Comment by postalcoder

Comment by postalcoder a day ago

7 replies

From the paper:

> Datasets. We construct a diverse and high-quality collection of video datasets to train STARFlow-V. Specifically, we leverage the high-quality subset of Panda (Chen et al., 2024b) mixed with an in-house stock video dataset, with a total number of 70M text-video pairs.

justinclift a day ago

> in-house stock video dataset

Wonder if "iCloud backups" would be counted as "stock video" there? ;)

  • anon7000 a day ago

    I have to delete as many videos as humanly possible before backing up to avoid blowing through my iCloud storage quota so I guess I’m safe

  • fragmede a day ago

    Turn on advanced data protection so they don't train on yours.

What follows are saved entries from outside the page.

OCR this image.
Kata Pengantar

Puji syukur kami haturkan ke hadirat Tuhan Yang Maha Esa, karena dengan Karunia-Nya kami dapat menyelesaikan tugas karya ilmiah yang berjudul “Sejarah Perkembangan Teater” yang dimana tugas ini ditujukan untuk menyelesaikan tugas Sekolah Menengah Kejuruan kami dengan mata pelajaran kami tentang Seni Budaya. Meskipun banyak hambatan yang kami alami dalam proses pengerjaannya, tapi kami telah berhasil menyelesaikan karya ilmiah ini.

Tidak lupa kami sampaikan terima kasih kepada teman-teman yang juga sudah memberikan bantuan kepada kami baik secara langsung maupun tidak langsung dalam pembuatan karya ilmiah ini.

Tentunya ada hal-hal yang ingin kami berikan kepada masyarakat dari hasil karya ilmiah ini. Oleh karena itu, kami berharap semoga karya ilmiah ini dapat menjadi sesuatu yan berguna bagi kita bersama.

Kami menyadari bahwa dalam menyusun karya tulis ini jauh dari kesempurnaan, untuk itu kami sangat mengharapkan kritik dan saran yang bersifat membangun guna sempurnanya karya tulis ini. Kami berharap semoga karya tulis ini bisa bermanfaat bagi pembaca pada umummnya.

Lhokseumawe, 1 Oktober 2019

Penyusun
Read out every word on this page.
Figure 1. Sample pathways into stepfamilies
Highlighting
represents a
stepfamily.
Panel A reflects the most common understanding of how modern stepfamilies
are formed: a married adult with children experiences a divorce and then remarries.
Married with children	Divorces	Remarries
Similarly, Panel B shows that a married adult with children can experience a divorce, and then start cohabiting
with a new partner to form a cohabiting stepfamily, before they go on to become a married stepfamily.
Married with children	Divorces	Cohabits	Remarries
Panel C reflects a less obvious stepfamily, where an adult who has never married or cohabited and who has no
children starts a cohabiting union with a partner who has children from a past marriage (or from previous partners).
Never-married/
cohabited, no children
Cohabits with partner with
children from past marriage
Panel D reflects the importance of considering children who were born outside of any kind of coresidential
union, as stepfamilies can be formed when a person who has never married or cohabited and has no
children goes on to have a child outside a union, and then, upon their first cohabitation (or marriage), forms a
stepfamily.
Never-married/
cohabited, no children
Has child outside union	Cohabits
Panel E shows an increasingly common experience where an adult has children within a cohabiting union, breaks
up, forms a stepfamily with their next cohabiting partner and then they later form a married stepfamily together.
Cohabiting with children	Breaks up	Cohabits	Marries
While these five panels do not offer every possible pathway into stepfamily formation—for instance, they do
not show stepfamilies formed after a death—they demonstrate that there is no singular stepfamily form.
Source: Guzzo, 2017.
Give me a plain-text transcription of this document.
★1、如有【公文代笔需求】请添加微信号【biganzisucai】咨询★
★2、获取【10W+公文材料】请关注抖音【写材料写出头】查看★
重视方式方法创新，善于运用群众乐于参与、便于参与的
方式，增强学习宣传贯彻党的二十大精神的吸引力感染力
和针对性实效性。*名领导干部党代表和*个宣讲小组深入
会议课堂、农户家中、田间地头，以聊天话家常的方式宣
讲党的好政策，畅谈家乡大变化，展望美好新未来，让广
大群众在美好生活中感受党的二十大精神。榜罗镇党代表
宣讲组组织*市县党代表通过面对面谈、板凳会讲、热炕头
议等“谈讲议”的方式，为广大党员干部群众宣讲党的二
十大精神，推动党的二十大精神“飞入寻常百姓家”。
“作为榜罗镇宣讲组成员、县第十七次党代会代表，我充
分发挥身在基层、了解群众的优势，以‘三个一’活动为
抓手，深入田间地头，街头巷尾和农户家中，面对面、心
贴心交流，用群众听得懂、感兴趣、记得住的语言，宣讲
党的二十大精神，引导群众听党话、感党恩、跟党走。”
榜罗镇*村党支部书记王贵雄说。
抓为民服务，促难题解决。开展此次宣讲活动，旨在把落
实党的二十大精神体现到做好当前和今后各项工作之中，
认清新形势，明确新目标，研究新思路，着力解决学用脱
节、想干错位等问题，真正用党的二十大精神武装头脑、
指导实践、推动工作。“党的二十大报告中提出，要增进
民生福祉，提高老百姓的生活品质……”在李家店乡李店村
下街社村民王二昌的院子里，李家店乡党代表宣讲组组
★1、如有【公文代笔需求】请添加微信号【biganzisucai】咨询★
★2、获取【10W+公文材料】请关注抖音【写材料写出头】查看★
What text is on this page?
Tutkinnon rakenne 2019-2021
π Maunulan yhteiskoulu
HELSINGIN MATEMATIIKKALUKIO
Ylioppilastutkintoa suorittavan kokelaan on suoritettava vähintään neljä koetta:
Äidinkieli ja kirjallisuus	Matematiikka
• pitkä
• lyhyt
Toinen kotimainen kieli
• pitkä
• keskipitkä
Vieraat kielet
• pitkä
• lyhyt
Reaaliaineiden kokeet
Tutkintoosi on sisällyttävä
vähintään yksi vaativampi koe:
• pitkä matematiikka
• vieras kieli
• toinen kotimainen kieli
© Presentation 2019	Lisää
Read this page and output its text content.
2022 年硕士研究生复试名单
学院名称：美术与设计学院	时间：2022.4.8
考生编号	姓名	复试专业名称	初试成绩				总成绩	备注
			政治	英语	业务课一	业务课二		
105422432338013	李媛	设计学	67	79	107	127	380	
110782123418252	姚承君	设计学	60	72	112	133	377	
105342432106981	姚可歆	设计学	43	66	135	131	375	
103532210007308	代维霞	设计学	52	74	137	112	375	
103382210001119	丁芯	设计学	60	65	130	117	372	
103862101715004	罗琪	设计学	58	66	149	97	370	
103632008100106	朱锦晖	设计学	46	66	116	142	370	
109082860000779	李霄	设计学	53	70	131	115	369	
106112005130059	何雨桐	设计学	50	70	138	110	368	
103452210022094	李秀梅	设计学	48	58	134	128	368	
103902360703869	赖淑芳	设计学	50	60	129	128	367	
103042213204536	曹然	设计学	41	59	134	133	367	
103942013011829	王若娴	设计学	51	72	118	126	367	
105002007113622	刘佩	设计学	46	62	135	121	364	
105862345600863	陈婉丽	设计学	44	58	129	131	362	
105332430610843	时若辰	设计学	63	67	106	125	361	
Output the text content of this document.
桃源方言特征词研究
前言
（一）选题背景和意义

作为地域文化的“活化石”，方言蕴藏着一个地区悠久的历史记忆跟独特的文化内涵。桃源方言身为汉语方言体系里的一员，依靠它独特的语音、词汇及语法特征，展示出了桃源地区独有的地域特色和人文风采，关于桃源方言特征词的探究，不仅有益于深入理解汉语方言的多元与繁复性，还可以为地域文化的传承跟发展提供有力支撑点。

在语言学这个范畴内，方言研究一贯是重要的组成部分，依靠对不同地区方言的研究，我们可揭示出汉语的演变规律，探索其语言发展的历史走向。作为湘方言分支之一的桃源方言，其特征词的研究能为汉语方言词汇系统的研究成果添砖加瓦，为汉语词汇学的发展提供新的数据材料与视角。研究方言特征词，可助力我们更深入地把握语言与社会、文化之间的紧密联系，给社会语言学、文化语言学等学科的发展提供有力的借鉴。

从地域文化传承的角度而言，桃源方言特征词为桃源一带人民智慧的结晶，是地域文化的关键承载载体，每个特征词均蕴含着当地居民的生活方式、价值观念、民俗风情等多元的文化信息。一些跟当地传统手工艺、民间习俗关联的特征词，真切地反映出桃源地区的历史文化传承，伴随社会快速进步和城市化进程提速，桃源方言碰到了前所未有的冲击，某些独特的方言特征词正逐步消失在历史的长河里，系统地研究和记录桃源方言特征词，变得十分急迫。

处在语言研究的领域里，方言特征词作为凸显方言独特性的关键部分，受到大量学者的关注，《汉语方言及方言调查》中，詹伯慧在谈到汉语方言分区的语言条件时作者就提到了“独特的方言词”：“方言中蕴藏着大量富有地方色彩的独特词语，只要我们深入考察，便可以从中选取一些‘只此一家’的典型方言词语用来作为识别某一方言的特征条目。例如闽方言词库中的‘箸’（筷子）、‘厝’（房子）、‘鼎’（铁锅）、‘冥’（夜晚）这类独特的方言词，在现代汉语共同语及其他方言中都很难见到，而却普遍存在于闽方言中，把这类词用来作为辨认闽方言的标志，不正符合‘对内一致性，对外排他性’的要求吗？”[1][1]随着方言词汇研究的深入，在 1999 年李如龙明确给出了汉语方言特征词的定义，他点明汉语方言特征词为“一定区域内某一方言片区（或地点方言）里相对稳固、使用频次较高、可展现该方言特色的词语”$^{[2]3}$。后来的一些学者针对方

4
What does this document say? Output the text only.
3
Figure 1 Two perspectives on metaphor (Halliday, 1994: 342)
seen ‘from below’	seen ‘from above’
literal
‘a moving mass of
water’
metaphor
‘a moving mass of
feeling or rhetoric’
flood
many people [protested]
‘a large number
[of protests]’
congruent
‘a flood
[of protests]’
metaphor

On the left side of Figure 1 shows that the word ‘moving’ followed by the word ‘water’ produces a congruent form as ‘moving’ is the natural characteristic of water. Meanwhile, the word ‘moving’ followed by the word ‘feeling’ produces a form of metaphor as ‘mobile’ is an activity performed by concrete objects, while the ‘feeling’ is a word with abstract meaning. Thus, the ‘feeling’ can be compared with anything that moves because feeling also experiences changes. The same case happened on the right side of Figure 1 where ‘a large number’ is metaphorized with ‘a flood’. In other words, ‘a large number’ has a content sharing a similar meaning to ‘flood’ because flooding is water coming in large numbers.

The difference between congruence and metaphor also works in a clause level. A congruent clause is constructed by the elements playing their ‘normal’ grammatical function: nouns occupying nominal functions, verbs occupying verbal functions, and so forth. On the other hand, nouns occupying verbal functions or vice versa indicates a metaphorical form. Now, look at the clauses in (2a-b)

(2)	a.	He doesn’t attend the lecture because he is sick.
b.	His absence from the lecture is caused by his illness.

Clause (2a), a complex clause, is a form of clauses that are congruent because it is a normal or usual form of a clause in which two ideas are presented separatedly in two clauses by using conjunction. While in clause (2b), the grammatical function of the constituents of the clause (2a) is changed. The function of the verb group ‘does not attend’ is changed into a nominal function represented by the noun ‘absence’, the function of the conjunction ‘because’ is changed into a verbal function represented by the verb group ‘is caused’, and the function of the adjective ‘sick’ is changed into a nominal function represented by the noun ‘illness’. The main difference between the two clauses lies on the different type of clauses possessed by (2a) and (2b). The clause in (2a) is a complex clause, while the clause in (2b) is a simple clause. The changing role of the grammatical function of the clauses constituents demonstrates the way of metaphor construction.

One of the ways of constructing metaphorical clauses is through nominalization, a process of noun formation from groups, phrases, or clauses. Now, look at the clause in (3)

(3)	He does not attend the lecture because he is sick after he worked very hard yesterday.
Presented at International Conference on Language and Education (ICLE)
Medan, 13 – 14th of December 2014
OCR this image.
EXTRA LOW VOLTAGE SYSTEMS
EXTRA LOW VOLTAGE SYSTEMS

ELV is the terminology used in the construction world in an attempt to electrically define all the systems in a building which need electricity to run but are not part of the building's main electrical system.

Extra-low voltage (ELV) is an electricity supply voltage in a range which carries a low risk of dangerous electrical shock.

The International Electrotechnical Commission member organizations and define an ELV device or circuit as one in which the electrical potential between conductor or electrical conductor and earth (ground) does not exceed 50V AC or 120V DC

    • givinguflac a day ago

      That has nothing to do with it, and Apple wouldn’t train on user content, they’re not Google. If they ever did there would be opt in at best. There’s a reason they’re walking and observing, not running and trying to be the forefront cloud AI leader, like some others.

      • gaigalas 13 hours ago

        Why should I buy this "ethical Apple" argument?

        They shared audio Siri recordings with contractors in 2019. It became opt-in only after backlash, similar to other privacy controversies.

        This shows that they clearly prioritize not being sued or caught, which is slightly different from prioritizing user choices.